Chandra X-ray Observatory
nepâhešgâh-e partowhâ-ye X-e Chandra
Fr.: Observatoire des rayons X Chandra
An astronomy satellite launched by NASA in 1999 July, specially designed to detect X-ray emission from very hot regions of the Universe such as exploded stars, clusters of galaxies, and matter around black holes. Chandra carries a high resolution mirror (aperture 1.2 m, focal length 10 m), two imaging detectors (HRC and ACIS), and two sets of transmission grating spectrometer (LETG and HETG). Important Chandra features are: an order of magnitude improvement in spatial resolution, good sensitivity from 0.1 to 10 keV, and the capability for high spectral resolution observations over most of this range. Chandra was initially given an expected lifetime of 5 years, but on 4 September 2001 NASA extended its lifetime to 10 years "based on the observatory's outstanding results." Among the results obtained using Chandra one can mention the spectacular image of the → supernova remnant Cassiopeia A. See also → X-ray astronomy.
Initially called Advanced X-ray Astrophysics Facility (AXAF), the satellite was renamed the Chandra X-ray Observatory in honor of Subrahmanyan Chandrasekhar, the 1983 Nobel Prize in Physics, → Chandrasekhar limit. Moreover, Chandra, or candra- means "moon" or "shining" in Skt., from cand- "to give light, shine;" cf. Gk. kandaros "coal;" L. candela "a light, torch," from candere "to shine;" → X-ray; → Observatory.
hadd-e Chandrasekhar (#)
Fr.: limite de Chandrasekhar
A limiting mass of about 1.44 Solar masses that the theory predicts a non-rotating → white dwarf can attain without collapsing to become a → neutron star or a → black hole. Over this → critical mass, the degeneracy pressure will be unable to bear the load of the bulk mass.
Named after Subrahmayan Chandrasekhar (1910-1995), Indian-born American astrophysicist who, with William A. Fowler, won the 1983 Nobel Prize for Physics for his research on white dwarfs; → limit.
Fr.: limite de Schönberg-Chandrasekhar
During the → main sequence stage, a star burns the hydrogen in its core and transforms it into helium. When the helium mass amounts to about 10% of the initial stellar mass, the star can no longer maintain the → hydrostatic equilibrium in its core; the star increases its volume and leaves the main sequence in order to become a → red giant.

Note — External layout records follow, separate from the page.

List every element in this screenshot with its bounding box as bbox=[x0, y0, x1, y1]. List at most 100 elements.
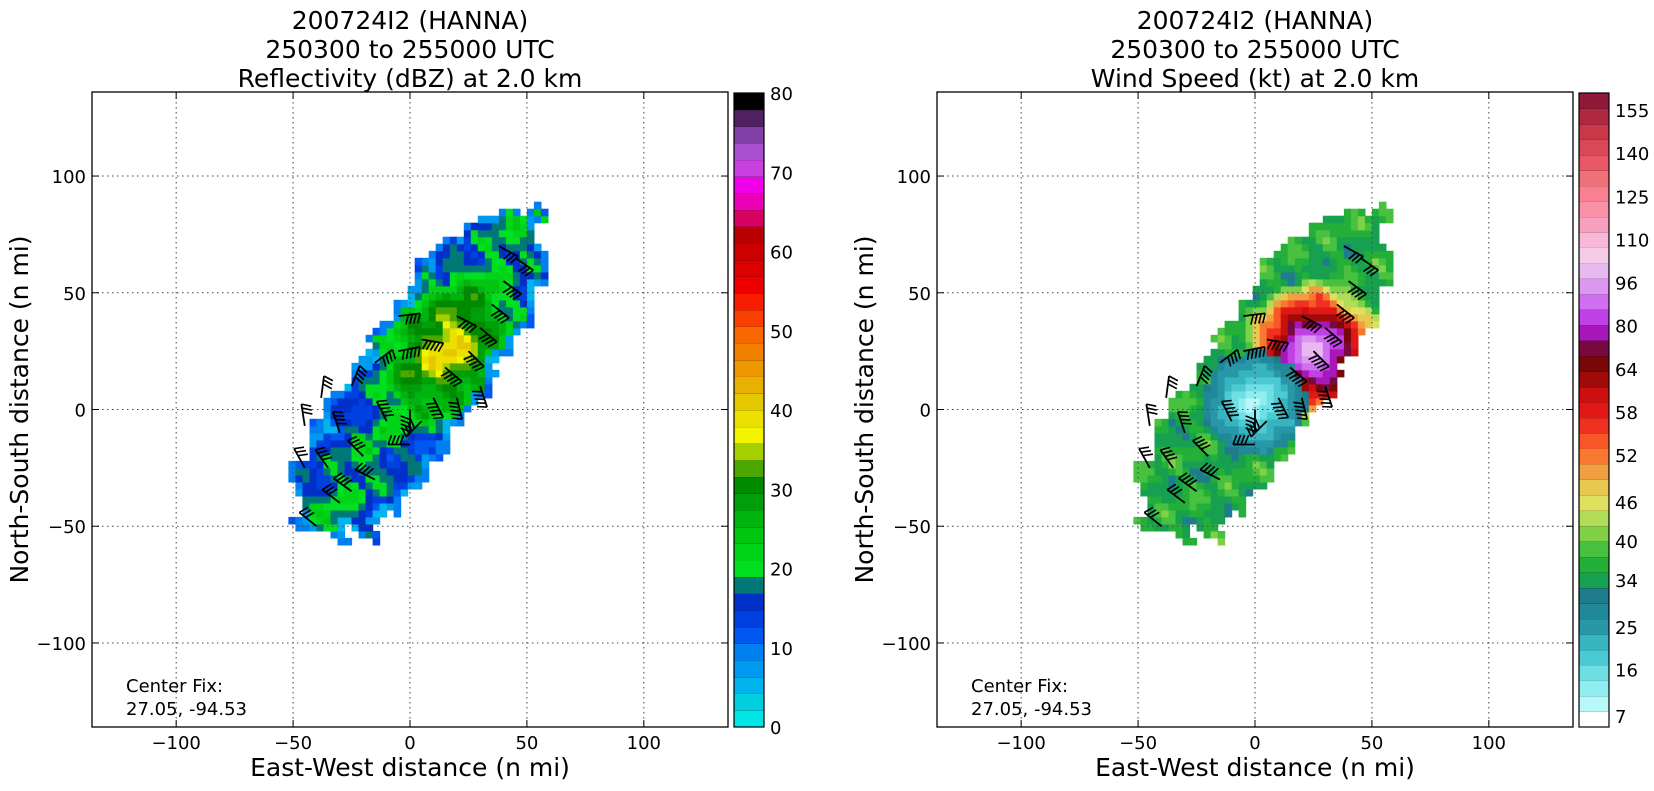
colorbar-swatch bbox=[734, 343, 764, 360]
y-tick-label: −50 bbox=[48, 517, 86, 538]
y-tick-label: −50 bbox=[893, 517, 931, 538]
y-tick-label: 0 bbox=[920, 401, 931, 422]
colorbar-tick-label: 7 bbox=[1615, 707, 1626, 728]
colorbar bbox=[734, 93, 764, 727]
colorbar-swatch bbox=[734, 277, 764, 294]
colorbar-swatch bbox=[1579, 712, 1609, 728]
colorbar-swatch bbox=[734, 327, 764, 344]
colorbar-swatch bbox=[1579, 464, 1609, 480]
colorbar-swatch bbox=[734, 427, 764, 444]
colorbar-tick-label: 25 bbox=[1615, 618, 1638, 639]
x-tick-label: 50 bbox=[1360, 733, 1383, 754]
colorbar-swatch bbox=[1579, 309, 1609, 325]
colorbar-swatch bbox=[734, 143, 764, 160]
colorbar-tick-label: 34 bbox=[1615, 571, 1638, 592]
colorbar-swatch bbox=[734, 176, 764, 193]
colorbar-swatch bbox=[734, 126, 764, 143]
colorbar-swatch bbox=[734, 193, 764, 210]
y-axis-label: North-South distance (n mi) bbox=[5, 235, 34, 583]
colorbar-tick-label: 110 bbox=[1615, 230, 1649, 251]
colorbar-swatch bbox=[1579, 526, 1609, 542]
x-tick-label: −50 bbox=[1119, 733, 1157, 754]
x-axis-label: East-West distance (n mi) bbox=[250, 753, 570, 782]
colorbar-tick-label: 20 bbox=[770, 560, 793, 581]
colorbar-swatch bbox=[734, 477, 764, 494]
colorbar-tick-label: 64 bbox=[1615, 360, 1638, 381]
colorbar-swatch bbox=[1579, 155, 1609, 171]
x-tick-label: 50 bbox=[515, 733, 538, 754]
colorbar-tick-label: 140 bbox=[1615, 144, 1649, 165]
colorbar-swatch bbox=[734, 160, 764, 177]
colorbar-swatch bbox=[734, 360, 764, 377]
colorbar-swatch bbox=[734, 660, 764, 677]
colorbar-swatch bbox=[1579, 650, 1609, 666]
colorbar-swatch bbox=[1579, 108, 1609, 124]
colorbar-swatch bbox=[734, 493, 764, 510]
colorbar-tick-label: 125 bbox=[1615, 187, 1649, 208]
colorbar-swatch bbox=[1579, 588, 1609, 604]
colorbar-swatch bbox=[734, 93, 764, 110]
colorbar-swatch bbox=[1579, 356, 1609, 372]
colorbar-swatch bbox=[734, 393, 764, 410]
colorbar-tick-label: 40 bbox=[770, 401, 793, 422]
colorbar-swatch bbox=[1579, 217, 1609, 233]
colorbar-tick-label: 80 bbox=[770, 84, 793, 105]
colorbar-swatch bbox=[1579, 325, 1609, 341]
colorbar-tick-label: 70 bbox=[770, 163, 793, 184]
colorbar-swatch bbox=[1579, 248, 1609, 264]
colorbar-swatch bbox=[1579, 541, 1609, 557]
colorbar-swatch bbox=[1579, 186, 1609, 202]
y-tick-label: 100 bbox=[52, 167, 86, 188]
colorbar-swatch bbox=[734, 410, 764, 427]
colorbar-swatch bbox=[734, 560, 764, 577]
colorbar-swatch bbox=[734, 627, 764, 644]
x-tick-label: −50 bbox=[274, 733, 312, 754]
chart-title-line: 200724I2 (HANNA) bbox=[292, 6, 529, 35]
colorbar-tick-label: 30 bbox=[770, 480, 793, 501]
y-tick-label: −100 bbox=[37, 634, 86, 655]
colorbar-swatch bbox=[734, 210, 764, 227]
colorbar-swatch bbox=[734, 594, 764, 611]
colorbar-swatch bbox=[1579, 495, 1609, 511]
center-fix-annotation: Center Fix: bbox=[971, 676, 1068, 697]
colorbar-swatch bbox=[1579, 603, 1609, 619]
colorbar-swatch bbox=[1579, 665, 1609, 681]
colorbar-swatch bbox=[734, 543, 764, 560]
colorbar-swatch bbox=[1579, 294, 1609, 310]
colorbar-swatch bbox=[734, 577, 764, 594]
colorbar-swatch bbox=[1579, 279, 1609, 295]
colorbar-swatch bbox=[1579, 480, 1609, 496]
colorbar-swatch bbox=[1579, 572, 1609, 588]
y-tick-label: −100 bbox=[882, 634, 931, 655]
colorbar-tick-label: 10 bbox=[770, 639, 793, 660]
colorbar-swatch bbox=[1579, 402, 1609, 418]
colorbar-swatch bbox=[734, 510, 764, 527]
colorbar-swatch bbox=[1579, 371, 1609, 387]
colorbar-swatch bbox=[1579, 619, 1609, 635]
colorbar-tick-label: 46 bbox=[1615, 493, 1638, 514]
colorbar-tick-label: 96 bbox=[1615, 274, 1638, 295]
x-tick-label: 0 bbox=[404, 733, 415, 754]
x-tick-label: 100 bbox=[627, 733, 661, 754]
reflectivity-chart: 200724I2 (HANNA)250300 to 255000 UTCRefl… bbox=[0, 0, 827, 787]
center-fix-annotation: 27.05, -94.53 bbox=[126, 699, 247, 720]
colorbar-swatch bbox=[734, 610, 764, 627]
chart-title-line: Reflectivity (dBZ) at 2.0 km bbox=[238, 64, 583, 93]
colorbar-swatch bbox=[734, 110, 764, 127]
colorbar-swatch bbox=[734, 644, 764, 661]
colorbar-swatch bbox=[1579, 340, 1609, 356]
colorbar-swatch bbox=[1579, 201, 1609, 217]
center-fix-annotation: 27.05, -94.53 bbox=[971, 699, 1092, 720]
x-tick-label: 0 bbox=[1249, 733, 1260, 754]
x-tick-label: 100 bbox=[1472, 733, 1506, 754]
colorbar-swatch bbox=[1579, 232, 1609, 248]
colorbar-swatch bbox=[1579, 387, 1609, 403]
chart-title-line: 200724I2 (HANNA) bbox=[1137, 6, 1374, 35]
colorbar-swatch bbox=[734, 377, 764, 394]
y-tick-label: 50 bbox=[908, 284, 931, 305]
y-axis-label: North-South distance (n mi) bbox=[850, 235, 879, 583]
colorbar-swatch bbox=[1579, 511, 1609, 527]
colorbar-tick-label: 58 bbox=[1615, 403, 1638, 424]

Named after the Brazilian astrophysicist Mario Schönberg (1914-1990) and Subramahmanyan Chandrasekhar, → Chandrasekhar limit, who were the first to point out this limit and derive it (1942, ApJ 96, 161).
super-Chandrasekhar SN Ia
abar-now-axtar-e gune-ye Ia-ye abar-Chandrasekhar
Fr.: supernova de type Ia super-Chandrasekhar
A superluminous → Type Ia supernova which is characterized by a bright → light curve peak, a slow light curve evolution during the photospheric phase, and moderately low ejecta velocities. Modeling suggests ejecta masses far in excess of the → Chandrasekhar limit of mass for non-rotating → white dwarfs and the production of about 1.5 Msun of 56Ni. This precludes the interpretation of these events as thermonuclear explosions of Chandrasekhar-mass white dwarfs.